Multiple primary lung cancers are commonly adenocarcinomas, and distinguishing them from intrapulmonary metastases (IM) is often a concern for clinicians. In comparison to intrapulmonary metastases, multiple primary lung cancers generally have a better prognosis and a greater response to surgical resection, while intrapulmonary metastases are often advanced lesions with limited surgical options and are primarily treated with radiation, chemotherapy, and targeted therapy.

In terms of surgical approach, it is generally accepted that the physical squeezing pressure during surgery can affect the presence of STAS, especially in thoracoscopic surgery, when the specimen is removed through a tiny thoracoscopic hole. However, Blaauwgeers et al. were preceded by a prospective study [16]. It was shown that there was no difference in the incidence of loose fragments between different surgical groups (thoracotomy versus thoracoscopic surgery). Since STAS is associated with a higher ADC stage, the outcome may be due to the possibility that patients with a higher ADC stage may undergo radical surgery and thoracotomy. Whether STAS is a real in vivo phenomenon or an in vitro artifact is debatable. In thoracoscopic surgery, the excised lung specimen containing the tumor is squeezed through a tiny thoracoscopic foramen, which may cause tumor cells to detach around the tumor and move to adjacent air spaces [17]. In the current study, STAS is more common when thoracotomy is performed. In addition, numerous studies have shown that [18,19,20], STAS is independently associated with poor prognosis in patients with ADC. These arguments support that STAS is a real, important biological phenomenon and not a false artificial artifact.

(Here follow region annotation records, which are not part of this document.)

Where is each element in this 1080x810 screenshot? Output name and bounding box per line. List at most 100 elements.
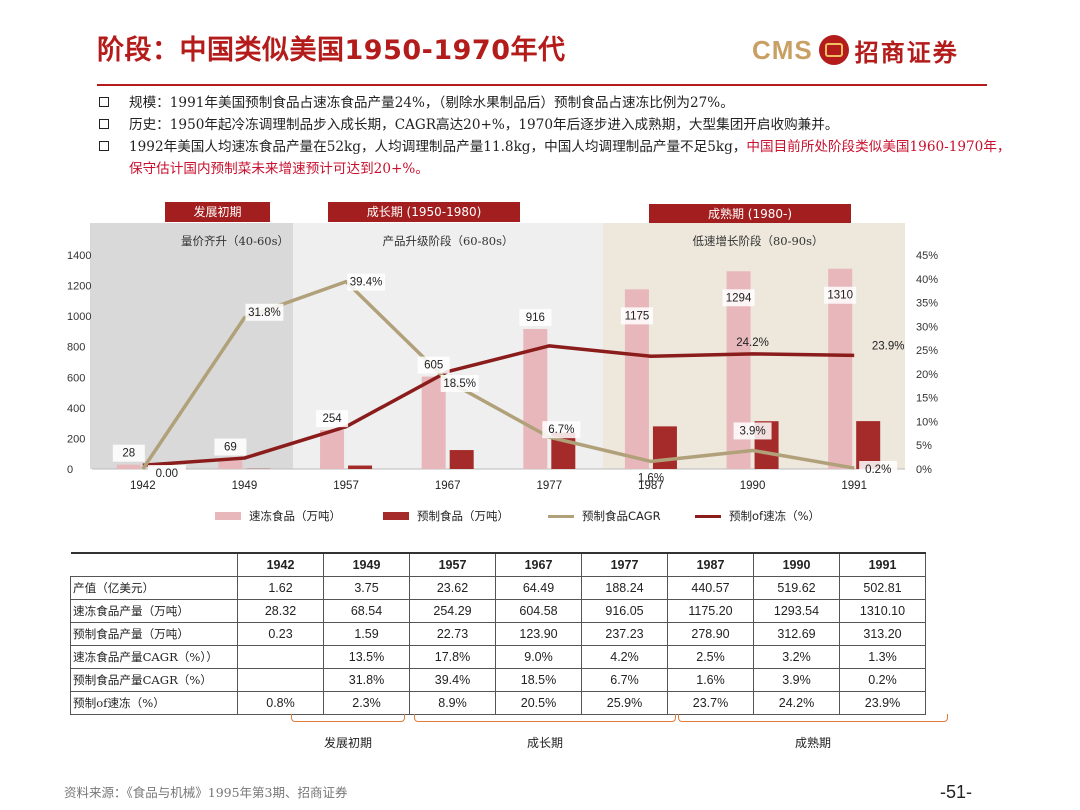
- y-left-tick-label: 1200: [67, 281, 91, 293]
- y-left-tick-label: 800: [67, 342, 85, 354]
- checkbox-square-icon: [99, 141, 109, 151]
- share-label: 24.2%: [736, 337, 769, 349]
- line-label-bg: [542, 421, 581, 439]
- legend-label: 速冻食品（万吨）: [249, 509, 341, 523]
- checkbox-square-icon: [99, 97, 109, 107]
- table-year-header: 1990: [753, 552, 840, 577]
- table-year-header: 1942: [237, 552, 324, 577]
- page-number: -51-: [940, 782, 973, 802]
- table-header-row: 1942 1949 1957 1967 1977 1987 1990 1991: [70, 552, 926, 577]
- row-label: 产值（亿美元）: [70, 576, 238, 600]
- phase-tag-mature: 成熟期 (1980-): [649, 204, 851, 224]
- table-row: 产值（亿美元） 1.62 3.75 23.62 64.49 188.24 440…: [70, 576, 926, 600]
- row-label: 速冻食品产量（万吨）: [70, 599, 238, 623]
- table-year-header: 1987: [667, 552, 754, 577]
- y-left-tick-label: 0: [67, 464, 73, 476]
- bar-label: 1175: [625, 310, 650, 322]
- table-row: 预制of速冻（%） 0.8% 2.3% 8.9% 20.5% 25.9% 23.…: [70, 691, 926, 715]
- y-right-tick-label: 25%: [916, 345, 938, 357]
- bar-label: 28: [122, 448, 135, 460]
- phase-tag-growth: 成长期 (1950-1980): [328, 202, 520, 222]
- table-cell: 188.24: [581, 576, 668, 600]
- bullet-list: 规模：1991年美国预制食品占速冻食品产量24%，（剔除水果制品后）预制食品占速…: [97, 92, 1017, 180]
- bullet-per-capita: 1992年美国人均速冻食品产量在52kg，人均调理制品产量11.8kg，中国人均…: [97, 136, 1017, 180]
- source-note: 资料来源：《食品与机械》1995年第3期、招商证券: [64, 785, 348, 800]
- table-cell: 64.49: [495, 576, 582, 600]
- x-tick-label: 1987: [638, 480, 664, 492]
- x-tick-label: 1942: [130, 480, 156, 492]
- bar-label-bg: [519, 308, 552, 326]
- region-label: 产品升级阶段（60-80s）: [382, 234, 513, 248]
- table-cell: 313.20: [839, 622, 926, 646]
- brace-early: [291, 714, 405, 722]
- y-right-tick-label: 0%: [916, 464, 932, 476]
- line-label: 0.2%: [865, 464, 891, 476]
- x-tick-label: 1991: [841, 480, 867, 492]
- bar-label-bg: [722, 289, 755, 307]
- brace-label-mature: 成熟期: [794, 736, 831, 750]
- line-label: 0.00: [156, 468, 178, 480]
- share-label: 23.9%: [872, 340, 905, 352]
- table-year-header: 1991: [839, 552, 926, 577]
- bar-prepared: [348, 465, 373, 469]
- row-label: 速冻食品产量CAGR（%））: [70, 645, 238, 669]
- line-label-bg: [859, 461, 898, 478]
- table-cell: [237, 645, 324, 669]
- table-cell: 2.3%: [323, 691, 410, 715]
- table-cell: 254.29: [409, 599, 496, 623]
- legend-label: 预制食品（万吨）: [417, 509, 509, 523]
- combo-chart: 量价齐升（40-60s） 产品升级阶段（60-80s） 低速增长阶段（80-90s）…: [67, 223, 938, 492]
- line-label-bg: [440, 375, 479, 393]
- legend-line: [695, 514, 721, 518]
- table-year-header: 1949: [323, 552, 410, 577]
- y-right-tick-label: 30%: [916, 321, 938, 333]
- y-left-tick-label: 200: [67, 433, 85, 445]
- line-label: 31.8%: [248, 307, 281, 319]
- y-right-tick-label: 35%: [916, 298, 938, 310]
- x-tick-label: 1977: [537, 480, 563, 492]
- y-left-tick-label: 600: [67, 372, 85, 384]
- table-row: 速冻食品产量（万吨） 28.32 68.54 254.29 604.58 916…: [70, 599, 926, 623]
- row-label: 预制食品产量（万吨）: [70, 622, 238, 646]
- cms-logo-icon: [818, 35, 849, 65]
- table-cell: 278.90: [667, 622, 754, 646]
- phase-tag-early: 发展初期: [165, 202, 270, 222]
- table-year-header: 1977: [581, 552, 668, 577]
- line-label-bg: [631, 469, 670, 487]
- line-label: 39.4%: [350, 277, 383, 289]
- x-tick-label: 1957: [333, 480, 359, 492]
- bullet-text: 1992年美国人均速冻食品产量在52kg，人均调理制品产量11.8kg，中国人均…: [129, 139, 747, 155]
- y-right-tick-label: 15%: [916, 393, 938, 405]
- y-right-tick-label: 40%: [916, 274, 938, 286]
- legend-item-share: 预制of速冻（%）: [695, 508, 820, 524]
- bar-label: 605: [424, 360, 443, 372]
- y-left-tick-label: 1400: [67, 250, 91, 262]
- bar-frozen: [320, 430, 345, 469]
- table-cell: 1.6%: [667, 668, 754, 692]
- bar-prepared: [652, 426, 677, 469]
- page-title: 阶段：中国类似美国1950-1970年代: [97, 35, 566, 66]
- table-cell: 3.9%: [753, 668, 840, 692]
- table-row: 预制食品产量CAGR（%） 31.8% 39.4% 18.5% 6.7% 1.6…: [70, 668, 926, 692]
- table-cell: 4.2%: [581, 645, 668, 669]
- row-label: 预制食品产量CAGR（%）: [70, 668, 238, 692]
- legend-label: 预制食品CAGR: [582, 509, 661, 523]
- logo-text-cn: 招商证券: [854, 37, 959, 67]
- table-cell: 8.9%: [409, 691, 496, 715]
- legend-item-frozen: 速冻食品（万吨）: [215, 508, 341, 524]
- line-label: 6.7%: [548, 424, 574, 436]
- logo-text-en: CMS: [752, 34, 813, 65]
- bullet-highlight-text: 中国目前所处阶段类似美国1960-1970年，保守估计国内预制菜未来增速预计可达…: [129, 139, 1011, 177]
- table-cell: 6.7%: [581, 668, 668, 692]
- cms-logo: CMS 招商证券: [752, 30, 959, 70]
- bar-label-bg: [824, 286, 857, 304]
- brace-label-growth: 成长期: [526, 736, 563, 750]
- bullet-text: 规模：1991年美国预制食品占速冻食品产量24%，（剔除水果制品后）预制食品占速…: [129, 95, 734, 111]
- bar-label: 254: [322, 413, 342, 425]
- y-right-tick-label: 20%: [916, 369, 938, 381]
- legend-item-cagr: 预制食品CAGR: [548, 508, 661, 524]
- legend-item-prepared: 预制食品（万吨）: [383, 508, 509, 524]
- y-left-tick-label: 1000: [67, 311, 91, 323]
- region-label: 量价齐升（40-60s）: [181, 234, 289, 248]
- brace-mature: [678, 714, 948, 722]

Despite undergoing surgical treatment, 6.3-63.7% of MPLC patients still experience recurrence, suggesting the need to consider other risk factors for recurrence in addition to clinical staging [21]. Dai et al. suggested that STAS has a minimal impact on the prognosis of lung adenocarcinoma with a diameter < 2 cm, while STAS can significantly worsen the prognosis of patients with lung adenocarcinomas with diameters of 2–3 cm [22]. However, Kadota et al. found that STAS contributed independently to recurrence in lung adenocarcinoma with a 2 cm tumor diameter [23]. The studies primarily focused on early-stage lung adenocarcinoma, with limited experimental data regarding the relationship between STAS and MPLC.

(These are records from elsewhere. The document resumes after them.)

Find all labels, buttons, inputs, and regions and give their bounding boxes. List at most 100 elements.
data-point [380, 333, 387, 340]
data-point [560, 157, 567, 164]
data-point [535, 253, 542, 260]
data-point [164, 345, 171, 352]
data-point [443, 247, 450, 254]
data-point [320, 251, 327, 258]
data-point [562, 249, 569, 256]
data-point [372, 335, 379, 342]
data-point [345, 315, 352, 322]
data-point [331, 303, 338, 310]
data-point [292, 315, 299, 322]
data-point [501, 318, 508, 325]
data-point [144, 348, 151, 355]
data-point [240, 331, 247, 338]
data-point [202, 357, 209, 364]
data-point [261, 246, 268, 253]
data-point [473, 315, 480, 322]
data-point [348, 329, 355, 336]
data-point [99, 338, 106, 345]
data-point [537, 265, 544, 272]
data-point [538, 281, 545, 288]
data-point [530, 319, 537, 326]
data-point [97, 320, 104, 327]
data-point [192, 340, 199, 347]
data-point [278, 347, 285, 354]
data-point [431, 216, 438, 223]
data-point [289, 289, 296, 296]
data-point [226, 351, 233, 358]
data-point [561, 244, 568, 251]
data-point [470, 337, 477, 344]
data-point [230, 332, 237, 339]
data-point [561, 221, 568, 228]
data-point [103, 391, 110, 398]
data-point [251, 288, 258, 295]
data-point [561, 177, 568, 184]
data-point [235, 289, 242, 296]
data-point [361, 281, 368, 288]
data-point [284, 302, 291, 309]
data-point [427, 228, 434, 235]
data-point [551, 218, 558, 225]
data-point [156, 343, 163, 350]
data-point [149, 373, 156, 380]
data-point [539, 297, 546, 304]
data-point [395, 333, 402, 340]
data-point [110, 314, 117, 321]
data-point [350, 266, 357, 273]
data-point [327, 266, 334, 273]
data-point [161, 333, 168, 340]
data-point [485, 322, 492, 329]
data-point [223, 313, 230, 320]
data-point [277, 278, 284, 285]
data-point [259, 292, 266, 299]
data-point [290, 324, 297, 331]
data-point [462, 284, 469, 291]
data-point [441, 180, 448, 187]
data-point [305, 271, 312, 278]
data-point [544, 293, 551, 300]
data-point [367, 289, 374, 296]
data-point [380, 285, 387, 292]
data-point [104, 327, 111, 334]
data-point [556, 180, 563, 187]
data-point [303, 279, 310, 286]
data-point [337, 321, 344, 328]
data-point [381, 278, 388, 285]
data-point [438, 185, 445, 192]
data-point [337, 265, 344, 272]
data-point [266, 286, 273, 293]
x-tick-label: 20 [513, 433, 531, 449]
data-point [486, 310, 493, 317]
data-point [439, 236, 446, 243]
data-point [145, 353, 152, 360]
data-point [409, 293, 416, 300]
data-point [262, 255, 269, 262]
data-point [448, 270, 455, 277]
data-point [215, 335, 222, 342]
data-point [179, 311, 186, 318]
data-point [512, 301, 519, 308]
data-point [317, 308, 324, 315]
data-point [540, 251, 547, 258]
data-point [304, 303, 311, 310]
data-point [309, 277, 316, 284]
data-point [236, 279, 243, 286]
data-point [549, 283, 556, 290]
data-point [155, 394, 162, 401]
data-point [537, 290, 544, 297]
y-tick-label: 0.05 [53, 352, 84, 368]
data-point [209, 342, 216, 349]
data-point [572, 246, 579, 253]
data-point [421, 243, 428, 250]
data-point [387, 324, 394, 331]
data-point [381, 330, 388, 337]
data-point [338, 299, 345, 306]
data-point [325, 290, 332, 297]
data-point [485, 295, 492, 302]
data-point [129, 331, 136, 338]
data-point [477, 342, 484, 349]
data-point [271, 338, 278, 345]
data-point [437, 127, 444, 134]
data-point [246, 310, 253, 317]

Some studies propose that STAS is associated with epithelial-mesenchymal transition [24], which involves the loss of E-cadherin leading to decreased cell adhesion, promoting invasion and playing a role in tumor metastasis through lymphatic vessels, blood vessels, pleura, and STAS [25]. This mechanism may increase the likelihood of occult extrapulmonary metastasis during lung cancer surgery, increasing the risk of local and distant recurrence. STAS and its relationship with poor prognosis, particularly its association with IM, require further comprehensive research.

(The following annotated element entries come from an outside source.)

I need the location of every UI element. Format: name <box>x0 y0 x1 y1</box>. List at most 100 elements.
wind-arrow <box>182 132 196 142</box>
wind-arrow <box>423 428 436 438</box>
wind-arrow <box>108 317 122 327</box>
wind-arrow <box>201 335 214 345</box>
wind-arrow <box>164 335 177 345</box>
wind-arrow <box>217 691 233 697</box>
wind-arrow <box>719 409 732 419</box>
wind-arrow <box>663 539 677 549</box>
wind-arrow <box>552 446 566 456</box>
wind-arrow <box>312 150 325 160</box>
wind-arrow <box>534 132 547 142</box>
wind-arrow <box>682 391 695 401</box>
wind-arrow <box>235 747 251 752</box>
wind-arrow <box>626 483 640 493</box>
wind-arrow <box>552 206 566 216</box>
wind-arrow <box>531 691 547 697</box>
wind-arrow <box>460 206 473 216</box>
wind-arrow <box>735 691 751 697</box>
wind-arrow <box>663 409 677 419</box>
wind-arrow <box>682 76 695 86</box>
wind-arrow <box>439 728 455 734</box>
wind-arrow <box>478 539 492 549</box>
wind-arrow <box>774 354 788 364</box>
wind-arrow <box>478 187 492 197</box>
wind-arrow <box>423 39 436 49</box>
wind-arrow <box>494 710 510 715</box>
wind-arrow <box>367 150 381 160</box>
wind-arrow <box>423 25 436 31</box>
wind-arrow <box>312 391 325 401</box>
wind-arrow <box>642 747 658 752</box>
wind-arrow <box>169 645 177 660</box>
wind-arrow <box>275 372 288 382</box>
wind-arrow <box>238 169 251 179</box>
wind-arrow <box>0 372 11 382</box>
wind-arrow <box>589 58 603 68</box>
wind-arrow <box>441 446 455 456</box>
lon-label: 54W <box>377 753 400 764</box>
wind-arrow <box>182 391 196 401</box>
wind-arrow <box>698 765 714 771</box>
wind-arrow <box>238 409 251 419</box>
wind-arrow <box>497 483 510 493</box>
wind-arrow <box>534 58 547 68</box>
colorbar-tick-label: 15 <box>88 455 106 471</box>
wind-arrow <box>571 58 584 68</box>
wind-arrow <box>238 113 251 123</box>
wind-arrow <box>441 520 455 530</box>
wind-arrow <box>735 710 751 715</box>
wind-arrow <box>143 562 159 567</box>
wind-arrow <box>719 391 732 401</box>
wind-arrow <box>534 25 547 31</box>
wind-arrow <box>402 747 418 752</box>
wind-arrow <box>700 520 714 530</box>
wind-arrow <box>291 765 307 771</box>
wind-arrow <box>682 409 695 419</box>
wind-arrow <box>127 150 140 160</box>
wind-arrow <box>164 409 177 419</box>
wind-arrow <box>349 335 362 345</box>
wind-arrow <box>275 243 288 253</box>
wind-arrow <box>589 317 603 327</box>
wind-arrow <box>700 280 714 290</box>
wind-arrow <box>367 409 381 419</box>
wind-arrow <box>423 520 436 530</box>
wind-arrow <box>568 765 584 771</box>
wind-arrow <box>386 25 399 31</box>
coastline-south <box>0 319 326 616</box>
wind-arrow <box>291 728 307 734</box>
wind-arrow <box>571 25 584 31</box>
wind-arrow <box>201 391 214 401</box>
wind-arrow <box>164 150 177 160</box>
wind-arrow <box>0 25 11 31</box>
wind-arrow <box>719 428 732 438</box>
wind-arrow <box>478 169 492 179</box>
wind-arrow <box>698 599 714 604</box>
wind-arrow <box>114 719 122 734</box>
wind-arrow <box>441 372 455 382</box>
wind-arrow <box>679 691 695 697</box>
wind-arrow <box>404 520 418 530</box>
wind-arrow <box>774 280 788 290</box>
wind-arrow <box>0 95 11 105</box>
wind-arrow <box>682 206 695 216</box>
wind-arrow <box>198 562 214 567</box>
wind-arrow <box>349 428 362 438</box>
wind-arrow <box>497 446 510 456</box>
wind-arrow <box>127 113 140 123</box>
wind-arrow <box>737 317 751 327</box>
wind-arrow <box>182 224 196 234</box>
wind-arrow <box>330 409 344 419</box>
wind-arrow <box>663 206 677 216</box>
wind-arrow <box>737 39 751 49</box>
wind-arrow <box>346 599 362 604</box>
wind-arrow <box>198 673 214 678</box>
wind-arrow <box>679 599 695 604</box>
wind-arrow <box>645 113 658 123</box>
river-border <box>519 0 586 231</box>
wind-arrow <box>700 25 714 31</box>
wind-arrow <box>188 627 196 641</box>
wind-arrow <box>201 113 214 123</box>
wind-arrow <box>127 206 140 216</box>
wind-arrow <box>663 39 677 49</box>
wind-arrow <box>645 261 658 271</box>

Moreover, considering that patients with multiple lung cancers require a greater extent of lung tissue resection, sublobar resection could be considered as the primary surgical approach to better preserve lung function. Suzuki et al. defined non-invasive lung cancer on imaging (tumor ≤ 2 cm, CTR ≤ 0.25) and found that sublobar resection with adequate margins (defined as at least 5 mm in the study) achieved close to 100% 5-year recurrence-free survival, with lower complication rates and less impact on lung function [26]. The studies primarily focused on patients with solitary lung cancer, and future research can focus on surgical approaches for multiple lung cancers.

Limitations

This study is based on comprehensive clinical follow-up data and provides a certain reference basis for clinical determination of diagnosis and treatment plans. However, it still has certain limitations. In this study, patients were followed up for only 3 years; Further surveillance of survival rates over five years and recurrence-free survival rates is needed. Moreover, this is a single-center retrospective study and the number of cases is little, which may have biases in patient selection. Further multicenter studies with larger sample sizes should be considered in the future.

Conclusions

In summary, in patients with MPLC, STAS is predominantly observed in invasive cases and is strongly associated with adverse prognosis and high rates of recurrence.